(1.) I see nothing in the Hindu Succession Act, 1956, which affects S.62 of the Cochin Nayar Act by which this case is governed, except to the extent to which that section says that the interest of a member of an undivided tarwad in the tarwad property is not heritable. Nor do I see how, even if I am prepared to subscribe to it, the proposition stated on the authority of Muneswari v. Jagal Mohini (AIR 1952 Calcutta 368) that "an attachment of an undivided share of a member of a Mitakshara Joint family during his lifetime operates as a division of interest and causes a severance of status" can be of any assistance to the appellant decree holder seeing that the question we have to consider is not what would be the effect of such an attachment if made, but whether such an attachment can be made at all having regard to what S.62 of the Cochin Nayar Act and S.60 of the Civil Procedure Code say.

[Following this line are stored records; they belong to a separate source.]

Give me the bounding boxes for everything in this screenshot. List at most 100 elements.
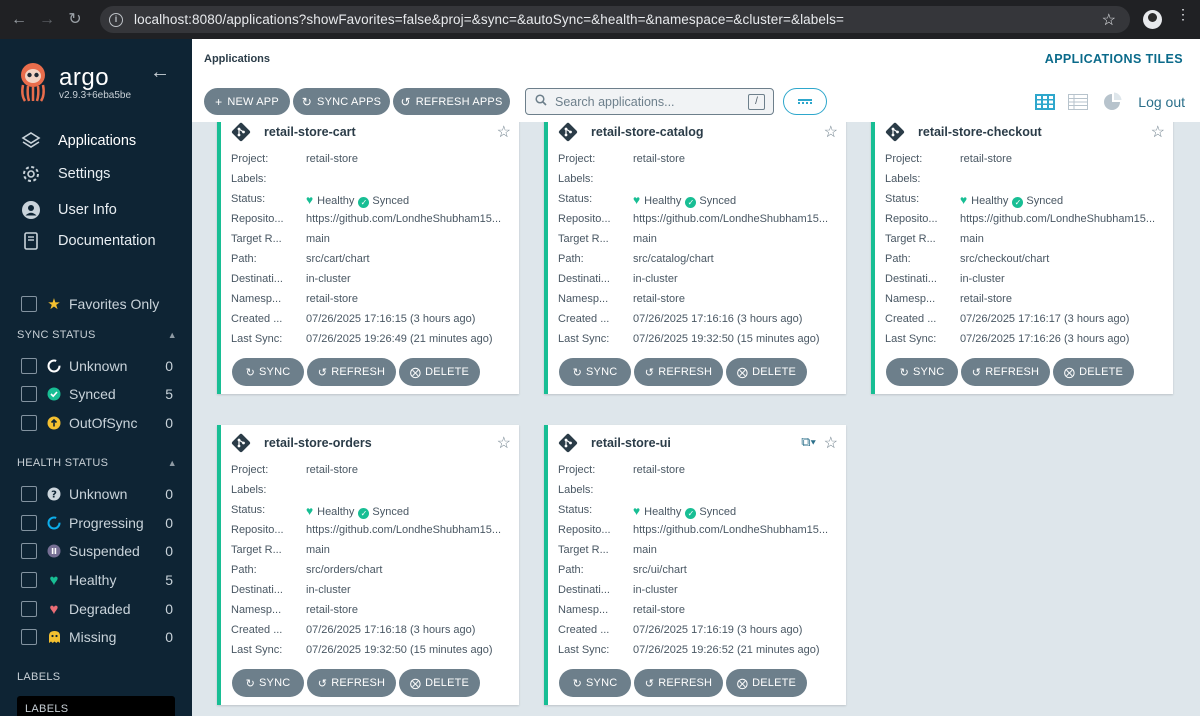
favorites-only-filter[interactable]: ★ Favorites Only xyxy=(21,294,173,314)
collapse-caret-icon[interactable]: ▲ xyxy=(168,330,177,340)
external-link-icon[interactable]: ⧉▾ xyxy=(801,434,816,450)
filter-count: 0 xyxy=(165,629,173,645)
filter-checkbox[interactable] xyxy=(21,601,37,617)
check-circle-icon: ✓ xyxy=(1012,197,1024,208)
row-value: main xyxy=(306,233,330,245)
row-key: Namesp... xyxy=(885,293,936,305)
forward-icon[interactable]: → xyxy=(38,11,56,29)
health-status: Healthy xyxy=(317,195,355,207)
favorite-star-icon[interactable]: ☆ xyxy=(824,122,838,142)
refresh-button[interactable]: ↺ REFRESH xyxy=(961,358,1050,386)
pie-chart-view-icon[interactable] xyxy=(1102,92,1124,112)
card-row-project: Project: retail-store xyxy=(885,153,1012,169)
filter-checkbox[interactable] xyxy=(21,629,37,645)
favorites-checkbox[interactable] xyxy=(21,296,37,312)
row-key: Reposito... xyxy=(558,213,611,225)
health-status-title[interactable]: HEALTH STATUS ▲ xyxy=(17,457,177,469)
logout-link[interactable]: Log out xyxy=(1138,94,1185,110)
search-icon xyxy=(535,94,547,109)
app-name[interactable]: retail-store-catalog xyxy=(591,125,704,139)
filter-health-progressing[interactable]: Progressing 0 xyxy=(21,513,173,533)
row-value: retail-store xyxy=(960,153,1012,165)
app-name[interactable]: retail-store-orders xyxy=(264,436,372,450)
sync-button[interactable]: ↻ SYNC xyxy=(559,358,631,386)
profile-avatar[interactable] xyxy=(1143,10,1162,29)
refresh-button[interactable]: ↺ REFRESH xyxy=(634,358,723,386)
search-input[interactable]: Search applications... / xyxy=(525,88,774,115)
collapse-caret-icon[interactable]: ▲ xyxy=(168,458,177,468)
filter-checkbox[interactable] xyxy=(21,543,37,559)
back-icon[interactable]: ← xyxy=(10,11,28,29)
refresh-button[interactable]: ↺ REFRESH xyxy=(307,669,396,697)
app-card[interactable]: retail-store-orders ☆ Project: retail-store… xyxy=(217,425,519,705)
filter-checkbox[interactable] xyxy=(21,358,37,374)
list-view-icon[interactable] xyxy=(1068,94,1088,110)
new-app-button[interactable]: + NEW APP xyxy=(204,88,290,115)
filter-checkbox[interactable] xyxy=(21,515,37,531)
labels-title[interactable]: LABELS xyxy=(17,671,177,683)
refresh-apps-button[interactable]: ↺ REFRESH APPS xyxy=(393,88,510,115)
favorite-star-icon[interactable]: ☆ xyxy=(497,122,511,142)
app-card[interactable]: retail-store-catalog ☆ Project: retail-stor… xyxy=(544,122,846,394)
url-text[interactable]: localhost:8080/applications?showFavorite… xyxy=(134,12,844,27)
filter-sync-outofsync[interactable]: OutOfSync 0 xyxy=(21,413,173,433)
breadcrumb[interactable]: Applications xyxy=(204,53,270,65)
filter-toggle-button[interactable] xyxy=(783,88,827,115)
circle-notch-icon xyxy=(47,359,61,373)
nav-user-info[interactable]: User Info xyxy=(20,198,117,222)
nav-documentation[interactable]: Documentation xyxy=(20,229,156,253)
favorite-star-icon[interactable]: ☆ xyxy=(824,433,838,453)
nav-applications[interactable]: Applications xyxy=(20,129,136,153)
site-info-icon[interactable]: i xyxy=(109,12,123,27)
row-key: Created ... xyxy=(558,313,610,325)
row-value: 07/26/2025 17:16:19 (3 hours ago) xyxy=(633,624,803,636)
sync-button[interactable]: ↻ SYNC xyxy=(559,669,631,697)
page-title: APPLICATIONS TILES xyxy=(1044,52,1183,66)
filter-sync-unknown[interactable]: Unknown 0 xyxy=(21,356,173,376)
sync-status-title[interactable]: SYNC STATUS ▲ xyxy=(17,329,177,341)
filter-checkbox[interactable] xyxy=(21,415,37,431)
filter-health-degraded[interactable]: ♥ Degraded 0 xyxy=(21,599,173,619)
app-name[interactable]: retail-store-checkout xyxy=(918,125,1042,139)
sync-apps-button[interactable]: ↻ SYNC APPS xyxy=(293,88,390,115)
filter-health-healthy[interactable]: ♥ Healthy 5 xyxy=(21,570,173,590)
favorite-star-icon[interactable]: ☆ xyxy=(1151,122,1165,142)
refresh-button[interactable]: ↺ REFRESH xyxy=(307,358,396,386)
filter-health-suspended[interactable]: Suspended 0 xyxy=(21,541,173,561)
delete-icon: ⨂ xyxy=(736,677,749,690)
filter-health-unknown[interactable]: ? Unknown 0 xyxy=(21,484,173,504)
browser-menu-icon[interactable]: ⋮ xyxy=(1176,7,1190,21)
bookmark-star-icon[interactable]: ☆ xyxy=(1102,10,1116,30)
heart-icon: ♥ xyxy=(306,504,314,518)
filter-checkbox[interactable] xyxy=(21,386,37,402)
address-bar[interactable]: i localhost:8080/applications?showFavori… xyxy=(100,6,1130,33)
app-card[interactable]: retail-store-checkout ☆ Project: retail-sto… xyxy=(871,122,1173,394)
app-name[interactable]: retail-store-ui xyxy=(591,436,671,450)
refresh-button[interactable]: ↺ REFRESH xyxy=(634,669,723,697)
tiles-view-icon[interactable] xyxy=(1035,94,1055,110)
delete-button[interactable]: ⨂ DELETE xyxy=(399,358,480,386)
row-key: Destinati... xyxy=(558,584,610,596)
sync-status: Synced xyxy=(372,195,410,207)
filter-health-missing[interactable]: Missing 0 xyxy=(21,627,173,647)
filter-sync-synced[interactable]: Synced 5 xyxy=(21,384,173,404)
sync-button[interactable]: ↻ SYNC xyxy=(232,669,304,697)
delete-icon: ⨂ xyxy=(409,677,422,690)
collapse-sidebar-icon[interactable]: ← xyxy=(150,61,170,84)
app-card[interactable]: retail-store-cart ☆ Project: retail-store La… xyxy=(217,122,519,394)
favorite-star-icon[interactable]: ☆ xyxy=(497,433,511,453)
delete-button[interactable]: ⨂ DELETE xyxy=(399,669,480,697)
app-name[interactable]: retail-store-cart xyxy=(264,125,356,139)
reload-icon[interactable]: ↻ xyxy=(66,11,84,29)
delete-button[interactable]: ⨂ DELETE xyxy=(726,669,807,697)
button-label: NEW APP xyxy=(227,95,279,108)
nav-settings[interactable]: Settings xyxy=(20,162,110,186)
app-card[interactable]: retail-store-ui ⧉▾ ☆ Project: retail-store La… xyxy=(544,425,846,705)
sync-button[interactable]: ↻ SYNC xyxy=(232,358,304,386)
delete-button[interactable]: ⨂ DELETE xyxy=(726,358,807,386)
filter-checkbox[interactable] xyxy=(21,572,37,588)
sync-button[interactable]: ↻ SYNC xyxy=(886,358,958,386)
labels-filter-input[interactable]: LABELS xyxy=(17,696,175,716)
delete-button[interactable]: ⨂ DELETE xyxy=(1053,358,1134,386)
filter-checkbox[interactable] xyxy=(21,486,37,502)
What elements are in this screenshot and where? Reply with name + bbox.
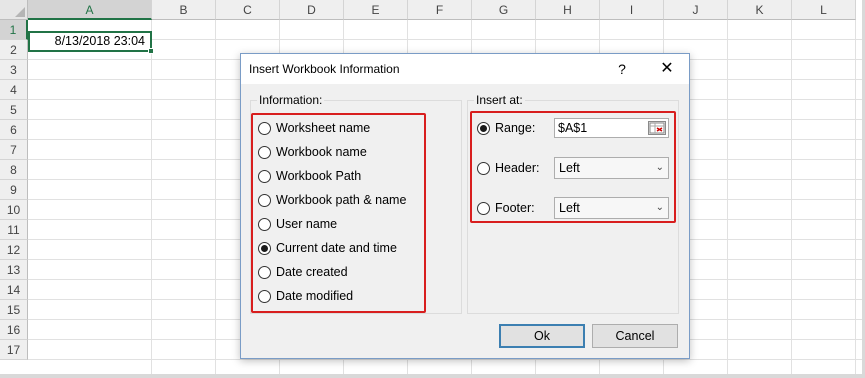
column-header-g[interactable]: G [472,0,536,20]
gridline-vertical [151,20,152,374]
gridline-vertical [727,20,728,374]
gridline-horizontal [28,359,862,360]
row-header-4[interactable]: 4 [0,80,28,100]
row-header-9[interactable]: 9 [0,180,28,200]
column-header-h[interactable]: H [536,0,600,20]
select-all-corner[interactable] [0,0,28,20]
ok-button[interactable]: Ok [499,324,585,348]
gridline-vertical [215,20,216,374]
row-header-8[interactable]: 8 [0,160,28,180]
column-header-k[interactable]: K [728,0,792,20]
dialog-title: Insert Workbook Information [249,62,400,76]
help-button[interactable]: ? [609,56,635,82]
row-header-15[interactable]: 15 [0,300,28,320]
close-button[interactable]: ✕ [649,56,685,82]
row-header-12[interactable]: 12 [0,240,28,260]
row-header-11[interactable]: 11 [0,220,28,240]
insert-at-highlight-box [470,111,676,223]
row-header-3[interactable]: 3 [0,60,28,80]
row-header-1[interactable]: 1 [0,20,28,40]
row-header-16[interactable]: 16 [0,320,28,340]
row-header-10[interactable]: 10 [0,200,28,220]
column-header-a[interactable]: A [28,0,152,20]
column-header-d[interactable]: D [280,0,344,20]
row-header-2[interactable]: 2 [0,40,28,60]
row-header-7[interactable]: 7 [0,140,28,160]
column-header-c[interactable]: C [216,0,280,20]
row-header-13[interactable]: 13 [0,260,28,280]
sheet-bottom-edge [0,374,865,378]
insert-at-label: Insert at: [474,93,525,107]
cell-a1-value: 8/13/2018 23:04 [54,34,145,48]
gridline-vertical [791,20,792,374]
row-header-17[interactable]: 17 [0,340,28,360]
column-header-i[interactable]: I [600,0,664,20]
fill-handle[interactable] [148,48,154,54]
column-header-j[interactable]: J [664,0,728,20]
column-header-e[interactable]: E [344,0,408,20]
gridline-horizontal [28,39,862,40]
column-header-l[interactable]: L [792,0,856,20]
gridline-vertical [855,20,856,374]
information-label: Information: [257,93,325,107]
column-header-b[interactable]: B [152,0,216,20]
column-header-f[interactable]: F [408,0,472,20]
row-header-6[interactable]: 6 [0,120,28,140]
insert-workbook-information-dialog: Insert Workbook Information ? ✕ Informat… [240,53,690,359]
row-header-14[interactable]: 14 [0,280,28,300]
cancel-button[interactable]: Cancel [592,324,678,348]
dialog-titlebar: Insert Workbook Information ? ✕ [241,54,689,84]
row-header-5[interactable]: 5 [0,100,28,120]
information-highlight-box [251,113,426,313]
cell-a1[interactable]: 8/13/2018 23:04 [28,31,154,54]
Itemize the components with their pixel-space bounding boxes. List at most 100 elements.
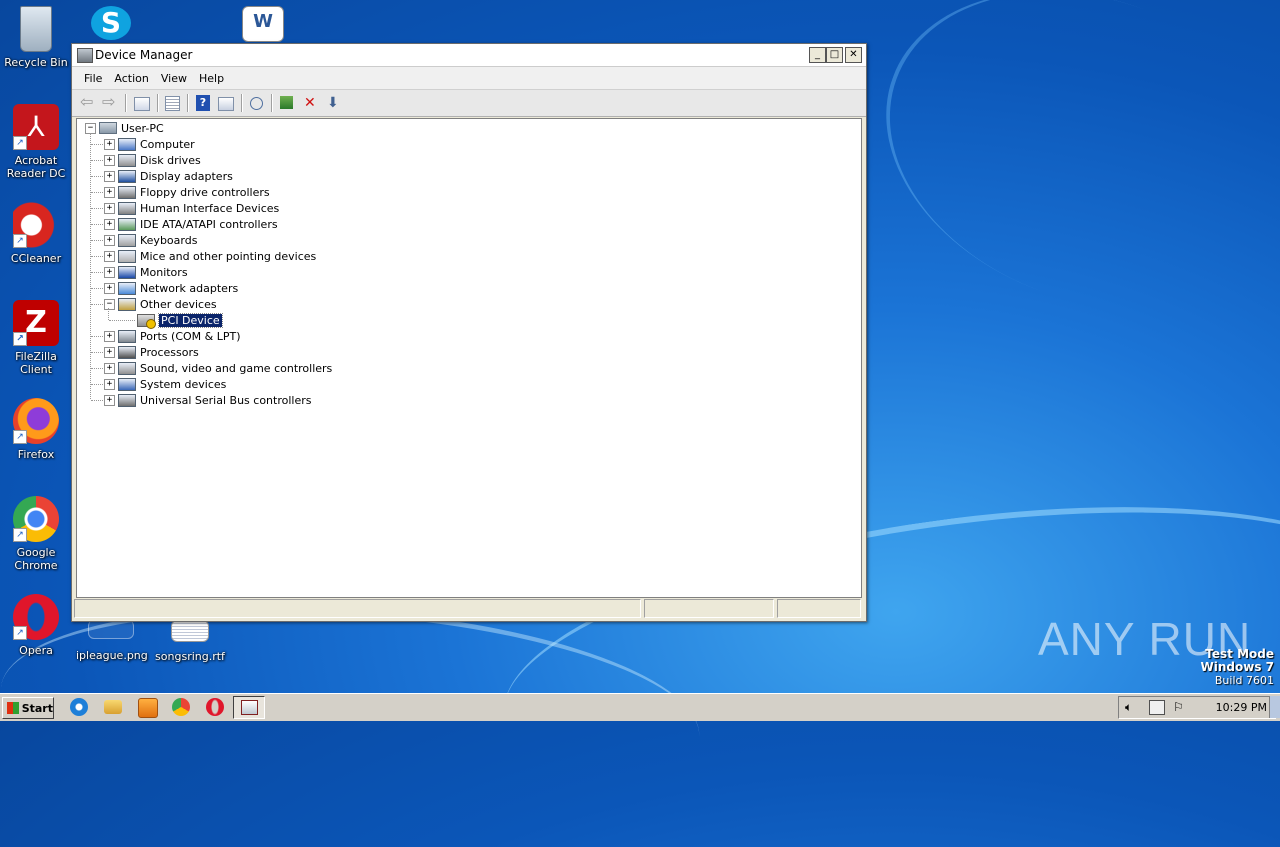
tree-category[interactable]: Disk drives <box>118 152 201 168</box>
close-button[interactable]: ✕ <box>845 47 862 63</box>
opera-taskbar-icon[interactable] <box>206 698 224 716</box>
clock[interactable]: 10:29 PM <box>1216 701 1267 714</box>
desktop-icon-skype[interactable]: S <box>76 6 146 44</box>
tree-expand-toggle[interactable]: + <box>104 139 115 150</box>
tree-device[interactable]: PCI Device <box>137 312 223 329</box>
disable-device-icon[interactable]: ⬇ <box>327 95 344 111</box>
help-icon[interactable]: ? <box>196 95 210 111</box>
tree-category[interactable]: Monitors <box>118 264 188 280</box>
internet-explorer-icon[interactable] <box>70 698 88 716</box>
windows-flag-icon <box>7 702 19 714</box>
desktop-icon-label: Firefox <box>17 448 55 461</box>
desktop-icon-opera[interactable]: ↗ Opera <box>1 594 71 657</box>
tree-category[interactable]: System devices <box>118 376 226 392</box>
tree-category[interactable]: Processors <box>118 344 199 360</box>
tree-category[interactable]: Floppy drive controllers <box>118 184 270 200</box>
desktop-icon-acrobat[interactable]: ⅄ ↗ Acrobat Reader DC <box>1 104 71 180</box>
maximize-button[interactable]: □ <box>826 47 843 63</box>
start-label: Start <box>21 701 53 715</box>
tree-expand-toggle[interactable]: + <box>104 219 115 230</box>
back-arrow-icon[interactable]: ⇦ <box>80 94 97 111</box>
tree-category[interactable]: Network adapters <box>118 280 238 296</box>
firefox-icon: ↗ <box>13 398 59 444</box>
tree-expand-toggle[interactable]: + <box>104 187 115 198</box>
tree-category-label: Universal Serial Bus controllers <box>140 393 312 407</box>
taskbar-device-manager[interactable] <box>233 696 265 719</box>
forward-arrow-icon[interactable]: ⇨ <box>102 94 119 111</box>
tree-category[interactable]: Display adapters <box>118 168 233 184</box>
desktop-icon-chrome[interactable]: ↗ Google Chrome <box>1 496 71 572</box>
show-desktop-button[interactable] <box>1269 696 1280 718</box>
tree-expand-toggle[interactable]: + <box>104 171 115 182</box>
desktop-icon-recycle-bin[interactable]: Recycle Bin <box>1 6 71 69</box>
scan-hardware-icon[interactable] <box>250 97 263 110</box>
tree-expand-toggle[interactable]: + <box>104 235 115 246</box>
tree-category[interactable]: Human Interface Devices <box>118 200 279 216</box>
tree-category-label: Human Interface Devices <box>140 201 280 215</box>
tree-category-label: Other devices <box>140 297 217 311</box>
device-tree: − User-PC + Computer + Disk drives + Display … <box>76 118 862 598</box>
tree-category[interactable]: Universal Serial Bus controllers <box>118 392 311 408</box>
volume-icon[interactable]: 🔈︎ <box>1125 700 1132 715</box>
desktop-icon-firefox[interactable]: ↗ Firefox <box>1 398 71 461</box>
tree-expand-toggle[interactable]: + <box>104 267 115 278</box>
tree-expand-toggle[interactable]: + <box>104 203 115 214</box>
desktop-icon-word-doc[interactable]: W <box>228 6 298 46</box>
desktop-icon-label: Google Chrome <box>14 546 58 572</box>
tree-category[interactable]: IDE ATA/ATAPI controllers <box>118 216 278 232</box>
tree-category-label: Ports (COM & LPT) <box>140 329 241 343</box>
device-category-icon <box>118 169 136 183</box>
title-bar[interactable]: Device Manager _ □ ✕ <box>72 44 866 67</box>
ccleaner-icon: ↗ <box>13 202 59 248</box>
tree-expand-toggle[interactable]: + <box>104 283 115 294</box>
tree-category[interactable]: Sound, video and game controllers <box>118 360 332 376</box>
window-title: Device Manager <box>95 48 193 62</box>
taskbar: Start 🔈︎ ⚐ 10:29 PM <box>0 693 1280 721</box>
uninstall-icon[interactable]: ✕ <box>304 95 321 111</box>
device-category-icon <box>118 201 136 215</box>
warning-device-icon <box>137 313 156 329</box>
start-button[interactable]: Start <box>2 697 54 719</box>
filezilla-icon: Z ↗ <box>13 300 59 346</box>
properties-icon[interactable] <box>165 96 180 111</box>
desktop-icon-label: Opera <box>19 644 53 657</box>
tree-expand-toggle[interactable]: + <box>104 251 115 262</box>
tree-category[interactable]: Ports (COM & LPT) <box>118 328 241 344</box>
tree-expand-toggle[interactable]: + <box>104 395 115 406</box>
chrome-taskbar-icon[interactable] <box>172 698 190 716</box>
tree-expand-toggle[interactable]: − <box>104 299 115 310</box>
tree-expand-toggle[interactable]: + <box>104 331 115 342</box>
desktop-icon-label: songsring.rtf <box>155 650 225 663</box>
desktop-icon-songsring[interactable]: songsring.rtf <box>155 620 225 663</box>
tree-root[interactable]: User-PC <box>99 120 164 136</box>
tree-category-label: Network adapters <box>140 281 239 295</box>
media-player-icon[interactable] <box>138 698 158 718</box>
tree-category[interactable]: Keyboards <box>118 232 197 248</box>
network-icon[interactable] <box>1149 700 1165 715</box>
menu-help[interactable]: Help <box>193 72 230 85</box>
tree-expand-toggle[interactable]: + <box>104 155 115 166</box>
menu-action[interactable]: Action <box>108 72 154 85</box>
minimize-button[interactable]: _ <box>809 47 826 63</box>
menu-view[interactable]: View <box>155 72 193 85</box>
desktop-icon-ccleaner[interactable]: ↗ CCleaner <box>1 202 71 265</box>
show-action-pane-icon[interactable] <box>218 97 234 111</box>
opera-icon: ↗ <box>13 594 59 640</box>
tree-category[interactable]: Computer <box>118 136 195 152</box>
desktop-icon-filezilla[interactable]: Z ↗ FileZilla Client <box>1 300 71 376</box>
action-center-flag-icon[interactable]: ⚐ <box>1173 700 1184 714</box>
tree-category[interactable]: Mice and other pointing devices <box>118 248 316 264</box>
menu-file[interactable]: File <box>78 72 108 85</box>
rtf-file-icon <box>171 620 209 642</box>
tree-category-label: Disk drives <box>140 153 201 167</box>
tree-category[interactable]: Other devices <box>118 296 217 312</box>
tree-expand-toggle[interactable]: + <box>104 347 115 358</box>
device-category-icon <box>118 297 136 311</box>
tree-expand-toggle[interactable]: + <box>104 379 115 390</box>
show-hide-console-tree-icon[interactable] <box>134 97 150 111</box>
device-manager-icon <box>77 48 93 63</box>
desktop-icon-ipleague[interactable]: ipleague.png <box>76 620 148 662</box>
tree-expand-toggle[interactable]: + <box>104 363 115 374</box>
folder-icon[interactable] <box>104 700 122 714</box>
update-driver-icon[interactable] <box>280 96 293 109</box>
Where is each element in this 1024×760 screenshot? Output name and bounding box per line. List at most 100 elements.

(2.) S.62 of the Cochin Nayar Act runs thus:
(3.) The discussion in Para.4 of the judgment in Bank of New India Ltd. v. Ponnamma ( 1960 KLT 698 FB) makes it clear that, there is no contradiction between S.7 and 30 of the Hindu Succession Act on the one hand and S.62 of the Cochin Nayar Act on the other and no supersession of the latter provision by the two former provisions, excepting, I must qualify as I have already done (but shall not hereafter) in so far as S. 62 of the Cochin Nayar Act says that the interest of a member in the tarwad property is not heritable - the statute considered in the Full Bench case namely, the Travancore Kshatriya Act, S.46 contains no such provision. There is therefore nothing in S.62 of the Cochin Nayar Act on which the repeal in S.4 of the Hindu Succession Act can operate. The provision in S.7(1) and 30 of the latter Act for succession to the interest of a member of a tarwad in tarwad property on his death is not provision with regard to the nature of that interest during his lifetime, or with regard to its liability to seizure in execution of a decree obtained against him personally, so as to bring clause (a) of S.4(1) of. the Hindu Succession Act into play; nor is there anything in S.62 of the Cochin Nayar Act inconsistent with any of the provisions of the Hindu Succession Act so as to bring clause (b) into play.